If a SSO provider sets require_activation=true, users must confirm their E-Mail address after they first sign in with SSO.
When a user changes his E-Mail address in a non-SSO setting, he must verify his address before the change is saved.
When the setting sso overrides email is enabled, and a user changes this E-Mail address in the external system, his address is changed in Discourse without verification, even with require_activation=true. I think that this is inconsistent. I’d expect that in this setting, the account is disabled whenever the address changes, requiring the user to verify his new address.
Discourse trusts our SSO provider (user directory) enough to authenticate users, so why shouldn’t it also trust that system to validate users’ email addresses?
Our users would become extremely annoyed if they had to validate their email addresses twice on each change.
OK, maybe I misunderstood. I just hope this is not the default behavior.
Correct, this is not about the default behavior. Normally, Discourse trusts the E-Mail address provided. If the SSO payload sets require_activation=true (which shouldn’t be the case for you), it doesn’t trust the address for signups (which is intended), but trusts it for address changes (which this report is about).

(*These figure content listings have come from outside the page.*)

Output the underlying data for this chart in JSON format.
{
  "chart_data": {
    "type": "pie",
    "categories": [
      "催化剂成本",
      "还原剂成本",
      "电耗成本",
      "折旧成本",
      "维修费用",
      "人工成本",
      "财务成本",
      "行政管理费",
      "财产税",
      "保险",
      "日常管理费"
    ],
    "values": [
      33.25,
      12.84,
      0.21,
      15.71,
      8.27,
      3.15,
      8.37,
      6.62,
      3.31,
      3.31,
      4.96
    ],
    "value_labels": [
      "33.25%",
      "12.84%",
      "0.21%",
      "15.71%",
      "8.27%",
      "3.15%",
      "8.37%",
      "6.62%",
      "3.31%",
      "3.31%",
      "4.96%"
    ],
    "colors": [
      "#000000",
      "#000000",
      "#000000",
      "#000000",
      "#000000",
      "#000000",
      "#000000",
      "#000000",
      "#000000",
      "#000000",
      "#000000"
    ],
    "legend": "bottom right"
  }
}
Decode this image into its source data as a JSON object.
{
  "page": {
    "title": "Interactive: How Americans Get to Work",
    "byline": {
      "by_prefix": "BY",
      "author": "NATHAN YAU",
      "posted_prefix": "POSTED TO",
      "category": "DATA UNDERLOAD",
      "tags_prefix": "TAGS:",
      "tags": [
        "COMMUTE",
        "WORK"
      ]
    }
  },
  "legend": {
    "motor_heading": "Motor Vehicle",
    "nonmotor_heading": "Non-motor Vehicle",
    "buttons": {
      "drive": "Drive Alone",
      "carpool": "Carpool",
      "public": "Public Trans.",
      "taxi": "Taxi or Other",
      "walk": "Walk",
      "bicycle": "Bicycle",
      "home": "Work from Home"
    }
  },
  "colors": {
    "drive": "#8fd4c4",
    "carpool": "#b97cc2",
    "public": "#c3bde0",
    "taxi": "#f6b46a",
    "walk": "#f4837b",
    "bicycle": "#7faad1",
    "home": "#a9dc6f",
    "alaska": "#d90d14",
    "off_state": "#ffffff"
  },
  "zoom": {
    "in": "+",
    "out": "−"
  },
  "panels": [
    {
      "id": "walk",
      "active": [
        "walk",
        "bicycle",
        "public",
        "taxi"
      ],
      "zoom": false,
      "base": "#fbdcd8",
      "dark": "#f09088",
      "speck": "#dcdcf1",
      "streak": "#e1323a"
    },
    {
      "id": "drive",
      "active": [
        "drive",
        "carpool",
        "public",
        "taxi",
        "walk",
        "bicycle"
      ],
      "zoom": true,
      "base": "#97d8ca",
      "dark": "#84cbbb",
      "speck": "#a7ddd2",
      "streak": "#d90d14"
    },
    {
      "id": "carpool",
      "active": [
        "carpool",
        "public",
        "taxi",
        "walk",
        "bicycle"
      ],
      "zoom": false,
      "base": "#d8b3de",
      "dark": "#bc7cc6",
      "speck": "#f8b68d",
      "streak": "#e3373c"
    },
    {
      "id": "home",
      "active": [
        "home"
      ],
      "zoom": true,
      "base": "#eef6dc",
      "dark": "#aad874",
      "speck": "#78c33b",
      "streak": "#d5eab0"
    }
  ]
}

I’m running into this when sso overrides email is enabled on Discourse and a user changes their email address on a WordPress site. How big of a security risk is this?
Adding user.active = false to DiscourseSingleSignOn#change_external_attributes_and_override for the case when the user’s email doesn’t match the email sent with the sso request forces the user to confirm their new email address. Unfortunately it does this by redirecting them to users/account_created, so it’s a bit of a hacky solution.
Edit: the problem is that WordPress will let a user change their email without verifying it. The wp-discourse plugin attempts to verify the email on registration, and if it can’t it sets require_activation to true. Possibly the simplest solution is to recommend that sites using the plugin should not enable sso overrides email.
A proper fix for this seems like it could be time consuming. Would it be possible to change the setting’s description to include a warning to not enable it unless the email address is verified by the SSO provider? Or even more specifically, to not enable it with the wp-discourse plugin?
I’d like to vote for this as well. Our IdP currently allows users to change their email address without verification, which in 2 steps allows a user to completely hijack an existing Discourse user.
Change the email address to some other existing user, sign on using SSO, it will update the external_id of that user.
Change the email address back, now the external_email of that user is updated as well.
Does it make sense to provide a way of disabling 1)? The external_id of a user should be immutable and the email address should not be used to look up users?
And of course, updating a users email address in Discourse with require_activation=true should send an activation email for that address.
If Discourse updates the external_id of a user based on their email address, isn’t that violating the requirement itself that external_id will never change? It’s effectively merging two separate external users into one discourse user if their email address is the same.
Did you verify that this actually happens? (By my amateurish understanding of the code, it does.)
If it does, I think this is a (separate) security-relevant bug – while Discourse should match users by email if the external_id is unknown, it should not find a user that already has a different external_id and update it.
Maybe this code should back out with an error if user already has a (different) external_id set?
This is actually what happens in my installation, the documentation / official SSO howto mentions this. I believe this is contradicting the aspect before that external_id is immutable, if Discourse updates the external_id, if an existing user is found by email address. While this could be desirable because it makes moving users between external systems easier, I see the security risk here as it allows an external system to both change the external_id as well as the email address of existing users, completely disconnecting it from the original external system.
I don’t know the motivation behind this behavior though and do not know if failing in the case that the external_id is already populated is desirable. After all the external fields are not editable by administrators in the front end and thus it would not be (easily) possibly to rectify a misconfiguration.
It is definitely a critical security issue, if sso overwrites external_id, it shouldn’t. But as I understand the code, it should set external_id via match_email_or_create_user only if there have been no user with such external_id found on sso login:
def lookup_or_create_user(ip_address=nil)
sso_record = SingleSignOnRecord.find_by(external_id: external_id)
if sso_record && (user = sso_record.user)
sso_record.last_payload = unsigned_payload
else
user = match_email_or_create_user(ip_address)
sso_record = user.single_sign_on_record
end
...
end
I’ll be able to check the behavior on my local setup tomorrow.
I’ve checked it and confirm that external_id can be overwritten this way. And in combination with this topic’s issue an account can be hi-jacked this way. I agree with @fefrei that it should be added as a separate security-relevan bug.